Abstract

Nitric oxide is a species intrinsic to hypersonic flight, and the capability of nonintrusively monitoring gasdynamic properties of NO could prove useful in experimental studies of wings, inlets or combustors. Accessing both the (0,0) and (1,0) band of NO A ← X with a cw ring dye laser is now possible due to recent wavelength extensions to 210 nm. Furthermore, modifying a ring dye laser for rapid-tuning1 allows scanning the laser frequency 80 GHz repetitively at a rate of 4 kHz. This paper investigates the use of rapid-tuning in single-point fluorescence detection NO A ← X transitions for simultaneous measurements of velocity, temperature, and pressure within an underexpanded free jet.
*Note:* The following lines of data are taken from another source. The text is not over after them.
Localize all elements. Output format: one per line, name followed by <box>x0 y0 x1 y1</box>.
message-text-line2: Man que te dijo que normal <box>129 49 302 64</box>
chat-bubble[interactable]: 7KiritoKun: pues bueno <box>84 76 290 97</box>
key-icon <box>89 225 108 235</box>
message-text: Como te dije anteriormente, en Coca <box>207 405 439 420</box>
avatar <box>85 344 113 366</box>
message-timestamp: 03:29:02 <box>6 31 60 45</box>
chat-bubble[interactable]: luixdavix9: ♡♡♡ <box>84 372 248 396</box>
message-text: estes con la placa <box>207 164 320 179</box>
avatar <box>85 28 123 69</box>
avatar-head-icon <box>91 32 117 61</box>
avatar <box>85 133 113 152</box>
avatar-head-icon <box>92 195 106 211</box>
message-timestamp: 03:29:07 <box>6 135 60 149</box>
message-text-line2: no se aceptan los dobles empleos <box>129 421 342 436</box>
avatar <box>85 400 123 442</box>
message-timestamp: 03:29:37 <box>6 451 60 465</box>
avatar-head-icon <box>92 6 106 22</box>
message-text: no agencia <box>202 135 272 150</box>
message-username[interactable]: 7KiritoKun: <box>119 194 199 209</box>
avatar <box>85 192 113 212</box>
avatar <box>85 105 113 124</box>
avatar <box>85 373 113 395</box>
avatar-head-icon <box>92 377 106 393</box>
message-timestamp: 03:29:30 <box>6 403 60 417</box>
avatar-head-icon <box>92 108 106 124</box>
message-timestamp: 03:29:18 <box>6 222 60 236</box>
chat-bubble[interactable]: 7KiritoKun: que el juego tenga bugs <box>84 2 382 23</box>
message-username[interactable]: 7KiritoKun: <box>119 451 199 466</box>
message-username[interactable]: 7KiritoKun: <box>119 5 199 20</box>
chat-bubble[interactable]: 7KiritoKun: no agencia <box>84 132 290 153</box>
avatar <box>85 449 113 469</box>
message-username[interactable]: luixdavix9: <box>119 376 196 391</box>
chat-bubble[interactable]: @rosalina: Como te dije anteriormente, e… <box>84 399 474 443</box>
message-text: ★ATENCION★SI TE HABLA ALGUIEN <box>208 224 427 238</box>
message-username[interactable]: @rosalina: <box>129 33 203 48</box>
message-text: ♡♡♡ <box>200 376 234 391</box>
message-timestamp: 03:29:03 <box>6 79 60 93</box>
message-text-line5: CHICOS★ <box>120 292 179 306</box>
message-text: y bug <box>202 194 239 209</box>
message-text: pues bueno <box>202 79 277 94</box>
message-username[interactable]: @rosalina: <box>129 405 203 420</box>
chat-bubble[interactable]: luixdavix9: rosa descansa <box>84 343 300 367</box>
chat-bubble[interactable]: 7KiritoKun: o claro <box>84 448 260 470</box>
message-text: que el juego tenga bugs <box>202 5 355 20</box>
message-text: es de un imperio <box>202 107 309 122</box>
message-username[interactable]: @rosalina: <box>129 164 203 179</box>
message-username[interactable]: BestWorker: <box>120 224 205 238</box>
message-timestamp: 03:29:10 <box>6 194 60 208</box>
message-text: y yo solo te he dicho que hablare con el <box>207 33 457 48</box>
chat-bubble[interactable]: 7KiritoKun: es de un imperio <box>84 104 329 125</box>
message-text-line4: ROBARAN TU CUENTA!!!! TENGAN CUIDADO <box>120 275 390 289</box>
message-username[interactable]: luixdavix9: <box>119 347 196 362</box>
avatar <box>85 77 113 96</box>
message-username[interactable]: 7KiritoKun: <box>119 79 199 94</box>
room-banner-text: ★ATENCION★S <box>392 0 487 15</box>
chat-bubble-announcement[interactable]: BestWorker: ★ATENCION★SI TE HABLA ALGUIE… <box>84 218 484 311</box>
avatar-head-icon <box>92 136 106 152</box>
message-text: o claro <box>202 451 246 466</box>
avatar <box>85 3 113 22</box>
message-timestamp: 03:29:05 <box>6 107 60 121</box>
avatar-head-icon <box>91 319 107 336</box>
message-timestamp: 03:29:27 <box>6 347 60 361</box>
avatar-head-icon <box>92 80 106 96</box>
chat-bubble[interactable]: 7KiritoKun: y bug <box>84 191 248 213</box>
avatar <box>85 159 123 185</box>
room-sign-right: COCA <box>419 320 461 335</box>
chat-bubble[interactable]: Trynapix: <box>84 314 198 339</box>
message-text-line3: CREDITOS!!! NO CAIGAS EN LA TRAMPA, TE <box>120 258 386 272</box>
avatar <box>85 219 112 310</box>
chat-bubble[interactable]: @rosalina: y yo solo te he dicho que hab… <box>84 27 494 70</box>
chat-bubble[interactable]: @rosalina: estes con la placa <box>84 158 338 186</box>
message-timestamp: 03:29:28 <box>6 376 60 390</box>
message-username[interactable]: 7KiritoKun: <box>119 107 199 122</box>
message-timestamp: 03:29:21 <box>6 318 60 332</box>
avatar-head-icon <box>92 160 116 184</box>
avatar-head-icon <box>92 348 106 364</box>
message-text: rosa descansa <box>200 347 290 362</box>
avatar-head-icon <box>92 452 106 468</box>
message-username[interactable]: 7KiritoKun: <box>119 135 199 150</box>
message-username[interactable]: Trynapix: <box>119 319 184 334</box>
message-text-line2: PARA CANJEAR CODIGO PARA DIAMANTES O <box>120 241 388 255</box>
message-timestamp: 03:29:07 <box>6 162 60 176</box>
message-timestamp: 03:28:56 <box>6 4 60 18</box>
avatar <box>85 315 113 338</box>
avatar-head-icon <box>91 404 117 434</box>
The 80-GHz scan width encompasses two NO rotational lines that, by intentional selection, have differing temperature dependences. Because of the Doppler shift, the laboratory-frame resonance frequency depends on the velocity component of the flow along the beam direction. Imparting a relative Doppler shift between acquired spectral features was accomplished by dividing the UV output into two separate paths that pass through the flow at different angles. Fluorescence signals from these two beams are collected from nearly coincident 1-mm3 probe volumes along the jet centerline. Modeling the acquired spectral lines with Voigt profiles yields the temperature, pressure, and Doppler shift from which the velocity is directly computed.